Un autre critique, M. Poignand, veut bien également n'être pas de mon avis. Je néglige les attaques qu'il dirige contre mes propres oeuvres; c'est là un massacre enfantin, auquel je m'habitue, et dont je souris. Je ne m'arrête pas également à son amusant paradoxe, par lequel ce sont les personnages historiques qui sont vivants, tandis que nous autres, vivants, nous sommes morts. Mais il fait sur le drame historique des réflexions qui m'intéressent.

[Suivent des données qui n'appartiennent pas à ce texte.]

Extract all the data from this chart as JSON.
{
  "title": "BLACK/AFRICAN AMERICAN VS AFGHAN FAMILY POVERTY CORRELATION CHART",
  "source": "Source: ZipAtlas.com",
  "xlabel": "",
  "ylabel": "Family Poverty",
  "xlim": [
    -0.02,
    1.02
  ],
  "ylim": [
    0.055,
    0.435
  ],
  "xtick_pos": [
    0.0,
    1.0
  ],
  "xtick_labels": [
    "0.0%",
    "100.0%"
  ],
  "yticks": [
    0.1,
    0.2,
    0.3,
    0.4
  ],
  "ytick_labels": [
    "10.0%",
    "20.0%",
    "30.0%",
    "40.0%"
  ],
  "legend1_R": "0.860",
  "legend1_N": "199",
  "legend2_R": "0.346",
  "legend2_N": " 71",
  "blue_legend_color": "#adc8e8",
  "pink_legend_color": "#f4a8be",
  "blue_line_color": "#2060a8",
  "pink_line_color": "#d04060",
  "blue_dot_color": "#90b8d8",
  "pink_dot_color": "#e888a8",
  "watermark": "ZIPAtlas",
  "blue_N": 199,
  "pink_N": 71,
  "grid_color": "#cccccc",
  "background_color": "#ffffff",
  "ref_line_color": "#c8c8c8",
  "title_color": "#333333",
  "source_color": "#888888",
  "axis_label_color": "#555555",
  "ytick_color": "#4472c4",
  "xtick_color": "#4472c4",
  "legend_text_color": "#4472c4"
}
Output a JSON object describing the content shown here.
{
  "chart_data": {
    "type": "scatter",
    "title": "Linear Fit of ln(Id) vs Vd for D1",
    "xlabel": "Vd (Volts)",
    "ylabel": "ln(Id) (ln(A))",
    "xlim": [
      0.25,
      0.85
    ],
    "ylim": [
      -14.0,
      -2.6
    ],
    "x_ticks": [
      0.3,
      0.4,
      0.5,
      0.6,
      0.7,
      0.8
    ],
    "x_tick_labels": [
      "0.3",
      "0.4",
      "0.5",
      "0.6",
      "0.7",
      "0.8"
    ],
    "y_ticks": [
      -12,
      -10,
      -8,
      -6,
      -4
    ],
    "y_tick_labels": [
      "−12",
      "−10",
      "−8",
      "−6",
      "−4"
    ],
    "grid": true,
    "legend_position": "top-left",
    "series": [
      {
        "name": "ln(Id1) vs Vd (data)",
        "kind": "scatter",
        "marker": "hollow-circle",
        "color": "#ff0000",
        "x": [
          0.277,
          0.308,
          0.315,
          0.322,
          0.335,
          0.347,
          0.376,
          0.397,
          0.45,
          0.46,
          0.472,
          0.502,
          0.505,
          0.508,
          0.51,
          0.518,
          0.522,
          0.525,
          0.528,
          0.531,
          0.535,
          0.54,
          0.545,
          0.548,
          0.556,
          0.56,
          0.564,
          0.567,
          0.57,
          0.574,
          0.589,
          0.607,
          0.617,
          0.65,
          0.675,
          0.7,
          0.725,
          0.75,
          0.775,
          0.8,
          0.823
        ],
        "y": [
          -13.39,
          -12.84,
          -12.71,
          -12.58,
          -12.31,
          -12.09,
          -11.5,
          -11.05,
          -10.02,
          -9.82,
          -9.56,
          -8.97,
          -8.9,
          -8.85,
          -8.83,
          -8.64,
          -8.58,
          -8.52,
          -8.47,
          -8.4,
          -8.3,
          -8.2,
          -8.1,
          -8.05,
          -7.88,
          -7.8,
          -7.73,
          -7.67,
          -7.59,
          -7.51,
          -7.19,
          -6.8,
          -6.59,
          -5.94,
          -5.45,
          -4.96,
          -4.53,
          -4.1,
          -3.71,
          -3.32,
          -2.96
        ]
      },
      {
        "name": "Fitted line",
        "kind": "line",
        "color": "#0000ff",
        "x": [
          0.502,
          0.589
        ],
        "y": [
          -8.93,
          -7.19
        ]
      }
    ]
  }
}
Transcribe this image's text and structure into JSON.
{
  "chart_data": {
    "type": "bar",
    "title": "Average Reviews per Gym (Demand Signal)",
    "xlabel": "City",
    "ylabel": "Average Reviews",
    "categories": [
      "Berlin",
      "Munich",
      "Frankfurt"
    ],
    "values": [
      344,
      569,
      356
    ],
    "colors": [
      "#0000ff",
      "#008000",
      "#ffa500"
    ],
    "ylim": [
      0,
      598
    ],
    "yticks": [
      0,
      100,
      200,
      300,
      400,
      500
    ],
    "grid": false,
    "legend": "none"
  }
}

Je crois avoir moi-même indiqué que le drame historique prendrait seulement de l'intérêt, le jour où les auteurs, renonçant aux pantins de fantaisie, s'aviseront de ressusciter les personnages réels, avec leurs tempéraments et leurs idées, avec toute l'époque qui les entoure. M. Poignand annonce la venue d'une jeune école, qui songe à ces résurrections de l'histoire. Voilà qui est parfait. L'entreprise est formidable, car elle nécessitera des recherches immenses et un talent d'évocation rare. Mais j'applaudirai très volontiers, si elle réussit. D'ailleurs, M. Poignand ne s'aperçoit peut-être pas que le drame dont il parle serait le drame historique naturaliste. Gustave Flaubert n'a pas suivi une autre méthode pour écrire Salammbô. J'accepte parfaitement le drame historique, ainsi compris, parce qu'il mène tout droit au drame moderne, tel que je le demande. On ne peut pas être exclusif: si l'on ressuscite le passé, c'est tout le moins qu'on laisse vivre le présent.